A Quick Acquisition Can Often Lower Your Valuation
This is the part that surprises many founders. A rushed acquisition doesn’t just fail to increase your valuation; it often lowers it. The business becomes more complicated and less stable, which means buyers view it as riskier. Risky businesses do not command top multiples. They get “wait and see” pricing.
Margins can dip, because you cannot raise prices up to your normal levels. Costs can spike. Customers may behave differently than projected. And none of these issues have time to stabilize before you go to market.
Instead of looking larger and more impressive, your company may look chaotic. Buyers price chaos accordingly.
Are There Times When a Pre-Sale Acquisition Makes Sense?
Yes, there are! There are rare situations where buying a company before selling yours might be strategic. Perhaps the target is extremely small and easy to fold in (similar to my example earlier). Maybe you are acquiring specialized talent that fills a critical gap. Or maybe you have cash on hand, no need for debt, and at least 18 to 24 months before you plan to sell.
(Remember, when you sell, it will likely be a cash-free/debt-free transaction. So, you will need to pay off any debt – including potential earn-out amounts to the seller you just acquired – which will eat up any excess cash or require you to pay it out of your proceeds at close.)
In these situations, an acquisition can genuinely improve your long-term value. But those scenarios are the exception, and they require patience…not a quick flip.
If your plan is to buy now and sell soon (e.g., in less than 18 months), the odds that this acquisition will help you approach zero.
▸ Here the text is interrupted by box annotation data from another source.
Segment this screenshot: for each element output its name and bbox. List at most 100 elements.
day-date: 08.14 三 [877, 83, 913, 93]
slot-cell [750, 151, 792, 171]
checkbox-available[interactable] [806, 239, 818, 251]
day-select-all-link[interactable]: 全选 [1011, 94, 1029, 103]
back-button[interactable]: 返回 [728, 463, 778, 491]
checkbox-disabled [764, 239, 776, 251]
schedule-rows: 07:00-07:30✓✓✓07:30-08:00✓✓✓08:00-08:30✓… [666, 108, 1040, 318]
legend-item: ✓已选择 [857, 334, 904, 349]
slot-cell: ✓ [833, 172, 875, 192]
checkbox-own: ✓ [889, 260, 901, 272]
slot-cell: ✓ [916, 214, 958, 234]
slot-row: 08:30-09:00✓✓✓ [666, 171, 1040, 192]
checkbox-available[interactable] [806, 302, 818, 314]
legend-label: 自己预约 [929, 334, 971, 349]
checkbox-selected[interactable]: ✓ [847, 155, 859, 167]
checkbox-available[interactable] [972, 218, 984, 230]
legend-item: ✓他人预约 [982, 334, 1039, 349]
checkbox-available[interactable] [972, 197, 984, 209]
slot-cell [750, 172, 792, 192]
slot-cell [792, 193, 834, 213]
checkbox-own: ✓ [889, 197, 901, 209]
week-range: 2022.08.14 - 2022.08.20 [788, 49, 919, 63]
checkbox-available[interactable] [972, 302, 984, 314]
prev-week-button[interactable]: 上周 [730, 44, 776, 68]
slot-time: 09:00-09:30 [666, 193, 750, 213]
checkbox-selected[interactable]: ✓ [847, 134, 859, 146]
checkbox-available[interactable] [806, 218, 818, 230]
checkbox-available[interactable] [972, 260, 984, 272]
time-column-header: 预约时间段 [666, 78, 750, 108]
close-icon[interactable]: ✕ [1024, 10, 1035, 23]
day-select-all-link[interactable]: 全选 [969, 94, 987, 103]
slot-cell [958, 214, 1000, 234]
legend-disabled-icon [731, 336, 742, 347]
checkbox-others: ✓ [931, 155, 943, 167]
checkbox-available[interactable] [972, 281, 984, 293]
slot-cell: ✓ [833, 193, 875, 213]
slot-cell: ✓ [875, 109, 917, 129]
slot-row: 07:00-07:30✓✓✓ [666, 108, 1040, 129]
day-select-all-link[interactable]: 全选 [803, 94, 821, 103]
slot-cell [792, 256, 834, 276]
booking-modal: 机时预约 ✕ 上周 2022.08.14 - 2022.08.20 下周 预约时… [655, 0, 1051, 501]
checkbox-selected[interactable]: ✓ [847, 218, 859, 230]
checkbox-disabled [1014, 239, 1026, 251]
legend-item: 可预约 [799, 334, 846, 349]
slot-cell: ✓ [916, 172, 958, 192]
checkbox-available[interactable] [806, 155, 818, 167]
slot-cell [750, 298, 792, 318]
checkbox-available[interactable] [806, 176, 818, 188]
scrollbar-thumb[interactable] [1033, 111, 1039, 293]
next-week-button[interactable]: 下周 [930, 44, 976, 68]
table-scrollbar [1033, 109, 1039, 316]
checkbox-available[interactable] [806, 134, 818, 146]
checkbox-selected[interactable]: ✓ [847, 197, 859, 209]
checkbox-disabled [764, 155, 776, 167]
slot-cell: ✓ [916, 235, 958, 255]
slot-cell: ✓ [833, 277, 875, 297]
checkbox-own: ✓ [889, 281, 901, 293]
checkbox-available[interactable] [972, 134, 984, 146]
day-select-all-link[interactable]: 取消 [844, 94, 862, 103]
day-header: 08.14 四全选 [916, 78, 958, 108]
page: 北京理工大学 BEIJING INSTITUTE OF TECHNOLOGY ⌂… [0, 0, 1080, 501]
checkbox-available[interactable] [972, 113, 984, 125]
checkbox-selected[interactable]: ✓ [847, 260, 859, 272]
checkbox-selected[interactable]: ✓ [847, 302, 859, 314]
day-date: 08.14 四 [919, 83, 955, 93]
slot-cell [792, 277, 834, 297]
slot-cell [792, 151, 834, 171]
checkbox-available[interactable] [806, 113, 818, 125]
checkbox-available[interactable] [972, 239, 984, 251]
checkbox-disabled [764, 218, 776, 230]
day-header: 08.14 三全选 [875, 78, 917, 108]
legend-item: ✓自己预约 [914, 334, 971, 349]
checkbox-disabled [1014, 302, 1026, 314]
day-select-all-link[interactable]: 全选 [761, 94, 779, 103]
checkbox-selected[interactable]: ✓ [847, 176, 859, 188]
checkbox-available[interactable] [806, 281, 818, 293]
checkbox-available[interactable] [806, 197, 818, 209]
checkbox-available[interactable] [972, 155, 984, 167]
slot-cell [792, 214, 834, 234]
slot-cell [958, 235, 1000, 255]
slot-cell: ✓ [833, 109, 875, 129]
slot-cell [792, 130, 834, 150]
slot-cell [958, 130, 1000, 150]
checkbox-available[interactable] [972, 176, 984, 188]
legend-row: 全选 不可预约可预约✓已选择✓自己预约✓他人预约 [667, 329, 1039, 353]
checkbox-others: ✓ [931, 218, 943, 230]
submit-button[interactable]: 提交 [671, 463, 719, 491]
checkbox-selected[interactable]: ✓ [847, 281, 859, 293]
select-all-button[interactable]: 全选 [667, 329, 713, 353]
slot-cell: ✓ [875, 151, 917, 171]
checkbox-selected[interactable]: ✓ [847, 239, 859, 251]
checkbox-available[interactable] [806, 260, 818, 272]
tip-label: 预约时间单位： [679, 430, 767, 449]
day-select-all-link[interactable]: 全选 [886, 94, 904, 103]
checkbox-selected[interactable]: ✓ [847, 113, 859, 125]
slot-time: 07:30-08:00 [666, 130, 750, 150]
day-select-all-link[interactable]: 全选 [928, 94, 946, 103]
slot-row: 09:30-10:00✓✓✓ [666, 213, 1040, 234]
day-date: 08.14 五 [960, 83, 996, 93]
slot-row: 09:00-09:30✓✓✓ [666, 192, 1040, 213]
Better and Faster Ways to Boost Value Before You Sell
If your goal is to increase your valuation quickly, there are far more reliable strategies. Real value comes from strengthening your recurring revenue mix, cleaning up your financials, improving margins, renewing long-term customer contracts, reducing customer concentration, and elevating your leadership team so the business is not dependent on you. These improvements make your company more stable and predictable. They are far easier to execute than an acquisition, and they have a much clearer impact on value.
The Final Question I Ask Every Founder Considering a Quick Acquisition
Whenever a founder comes to me with the idea of buying a company just months before selling their own, I always ask them the same question:
“Are you buying this company to increase real value, or because you’re avoiding the harder work of preparing your own business for sale?”
Most founders know the answer the moment they hear it.
If you’re serious about maximizing your exit, the best thing you can do is focus on your own business. Make it clean. Make it strong. Make it predictable. A last-minute acquisition almost never does that. Instead, it introduces risk and complexity at the very point when you need stability and clarity.
Prepare your business well, and the right buyers will show up. No quick acquisition required.